Ce week-end, c’est le deuxième tour de la FA Cup féminine et tout le monde espère qu’avec un vent favorable, ils pourront atteindre Wembley – eh bien, nous pouvons rêver, n’est-ce pas ?
En 2017, le Lewes Football Club, dont je suis directeur, est devenu le premier – et toujours le seul – club professionnel ou semi-professionnel du pays à doter ses équipes féminines et masculines de manière égale.
Depuis lors, et grâce aux subventions centrales et aux parts de revenus commerciaux de la Football Association, notre équipe féminine a parfois reçu un niveau de soutien plus important, correspondant à sa position plus élevée dans la ligue. Autrement dit, passer d’Equality FC à une position d’équité.

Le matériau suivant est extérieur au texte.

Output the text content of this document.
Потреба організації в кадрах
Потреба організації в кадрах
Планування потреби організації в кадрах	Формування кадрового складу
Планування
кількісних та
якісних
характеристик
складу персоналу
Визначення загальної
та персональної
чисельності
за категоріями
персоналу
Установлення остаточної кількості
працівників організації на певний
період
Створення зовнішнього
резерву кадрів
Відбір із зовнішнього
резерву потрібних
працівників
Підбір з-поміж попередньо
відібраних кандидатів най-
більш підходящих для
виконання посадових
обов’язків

Depuis 2019, nous faisons également campagne pour que les prix de la FA Cup soient égaux pour les compétitions féminines et masculines – non pas comme slogan, mais comme stratégie.
Si la FA Cup est véritablement, comme elle le prétend, « le grand niveleur du jeu », alors il est temps que les finances rattrapent le conte de fées.
Pour un club masculin, une victoire au deuxième tour de la FA Cup vaut 79 500 £. Pour les femmes, cela ne représente que 8 000 £, soit une différence de 71 500 £.
Au premier tour, la différence est de 41 750 £, tandis qu’au troisième tour, elle est de 86 500 £. Même jeu, mêmes règles, même compétition, même format à élimination directe, même instance dirigeante – mais une valeur différente accordée aux joueurs.
Garons les excuses habituelles – « réalité commerciale », « différence de revenus », « c’est compliqué ».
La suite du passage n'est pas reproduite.